Alors, à l'écoute de l'Esprit, préparons, chacun à notre mesure, les très nombreux chemins du Seigneur, faisons résonner ce que nous sommes réellement, pour que tout homme, toute femme voit le salut de Dieu.

Bien-aimés dans le Seigneur,

En ce deuxième dimanche de l’Avent, Dieu, ce matin, nous fixe à nouveau rendez-vous pour une grande fête, celle de sa rencontre en notre humanité. Il nous indique l'endroit, c'est-à-dire au plus profond de nous-mêmes. Et malheureusement pour nous, il ne nous indique pas le chemin à suivre. A chacune et chacun de le trouver, à partir de son histoire et de ses certitudes. Il y a autant de chemins qu'il n'y a de personnes dans cette assemblée. Cependant, c'est la même voix, celle de Jean le Baptiste qui crie dans nos déserts intérieurs : préparez le chemin du Seigneur, aplanissez sa route.

Qu'est-ce à dire ? Tout simplement, inviter Dieu à entrer en nous, et cela exige un fameux remue-ménage. Nos routes intérieures sont tortueuses de nos maladresses, parsemées de nid-de-poule d'hésitations et d'objections, glissantes de nos trébuchements, durcies par nos entêtements. Elles ressemblent drôlement à certaines routes de nos pays d’Afrique.

Nous pourrions alors nous morfondre face à l'immensité de ce travail. Mais ce ne serait pas lire et comprendre l'évangile de ce dimanche jusque dans son dernier drapé : tous les hommes verront le salut. Une telle phrase serait une promesse de rêveur si elle ne nous ramenait à ce qui doit être sauvé en chacune et chacun de nous. Comme si se préparer c'était creuser dans notre terre propre jusqu'au moment où nous atteignons cette source d'eau claire à laquelle nous pouvons à nouveau venir nous abreuver, nous ressourcer pour repartir à la conquête de notre être intérieur, lieu de la rencontre avec le Christ. C'est faire de la place, enlever le secondaire et ainsi retrouver l'essentiel de nos existences.

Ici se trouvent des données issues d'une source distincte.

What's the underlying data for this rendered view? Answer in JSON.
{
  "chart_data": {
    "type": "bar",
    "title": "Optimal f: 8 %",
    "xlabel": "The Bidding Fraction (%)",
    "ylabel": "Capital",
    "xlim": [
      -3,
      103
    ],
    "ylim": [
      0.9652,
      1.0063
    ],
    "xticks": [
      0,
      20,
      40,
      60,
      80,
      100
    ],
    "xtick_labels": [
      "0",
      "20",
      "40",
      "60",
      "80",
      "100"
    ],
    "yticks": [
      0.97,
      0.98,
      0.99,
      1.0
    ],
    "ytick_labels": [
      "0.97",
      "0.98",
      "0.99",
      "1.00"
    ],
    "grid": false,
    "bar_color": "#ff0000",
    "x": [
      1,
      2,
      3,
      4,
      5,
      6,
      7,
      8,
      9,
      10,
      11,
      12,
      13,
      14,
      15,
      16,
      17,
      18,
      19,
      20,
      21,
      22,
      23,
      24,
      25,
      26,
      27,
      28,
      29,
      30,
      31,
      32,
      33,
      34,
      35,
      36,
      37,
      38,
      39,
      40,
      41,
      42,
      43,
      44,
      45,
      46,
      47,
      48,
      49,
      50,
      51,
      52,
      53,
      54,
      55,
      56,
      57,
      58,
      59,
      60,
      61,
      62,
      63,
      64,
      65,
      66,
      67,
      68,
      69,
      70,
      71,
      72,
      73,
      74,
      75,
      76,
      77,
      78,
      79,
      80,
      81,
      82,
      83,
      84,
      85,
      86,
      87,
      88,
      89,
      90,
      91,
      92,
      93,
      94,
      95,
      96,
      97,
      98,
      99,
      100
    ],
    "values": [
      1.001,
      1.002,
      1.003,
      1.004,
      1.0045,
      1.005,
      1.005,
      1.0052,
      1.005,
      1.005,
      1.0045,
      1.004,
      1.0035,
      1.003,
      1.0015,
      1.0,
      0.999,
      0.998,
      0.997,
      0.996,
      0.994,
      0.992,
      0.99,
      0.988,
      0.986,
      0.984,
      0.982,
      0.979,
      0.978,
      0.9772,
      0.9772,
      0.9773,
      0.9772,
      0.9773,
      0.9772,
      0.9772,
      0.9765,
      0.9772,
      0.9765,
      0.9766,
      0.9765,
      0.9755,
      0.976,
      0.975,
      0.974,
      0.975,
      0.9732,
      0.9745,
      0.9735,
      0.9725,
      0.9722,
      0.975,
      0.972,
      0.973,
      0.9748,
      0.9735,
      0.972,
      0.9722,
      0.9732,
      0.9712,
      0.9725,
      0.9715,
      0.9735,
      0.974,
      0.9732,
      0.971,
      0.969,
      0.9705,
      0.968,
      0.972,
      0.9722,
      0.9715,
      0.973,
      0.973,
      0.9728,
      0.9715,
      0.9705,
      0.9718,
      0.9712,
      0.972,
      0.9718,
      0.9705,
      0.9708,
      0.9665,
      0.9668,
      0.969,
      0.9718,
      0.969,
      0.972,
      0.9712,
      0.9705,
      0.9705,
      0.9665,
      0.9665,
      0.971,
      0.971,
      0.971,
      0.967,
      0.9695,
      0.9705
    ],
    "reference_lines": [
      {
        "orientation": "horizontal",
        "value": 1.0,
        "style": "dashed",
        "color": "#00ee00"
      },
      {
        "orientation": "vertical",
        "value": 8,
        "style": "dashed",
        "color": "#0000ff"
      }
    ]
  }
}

Et si l'essentiel c'était d'oser à nouveau croire et proclamer à voix forte que Dieu s'est fait homme pour nous sauver. Mais, qu'est-ce, au fond, l'idée de salut ? Essentiellement ceci : que les choses peuvent être reprises, que rien n'est jamais perdu, définitif. Tout peut toujours reprendre, rien n'est inexorable, bref tout peut être sauvé. Comme s'il y avait une sorte de surabondance dans la venue de Dieu en nous. Si c'est tout cela, alors je crois que cela vaut vraiment la peine de s'y préparer.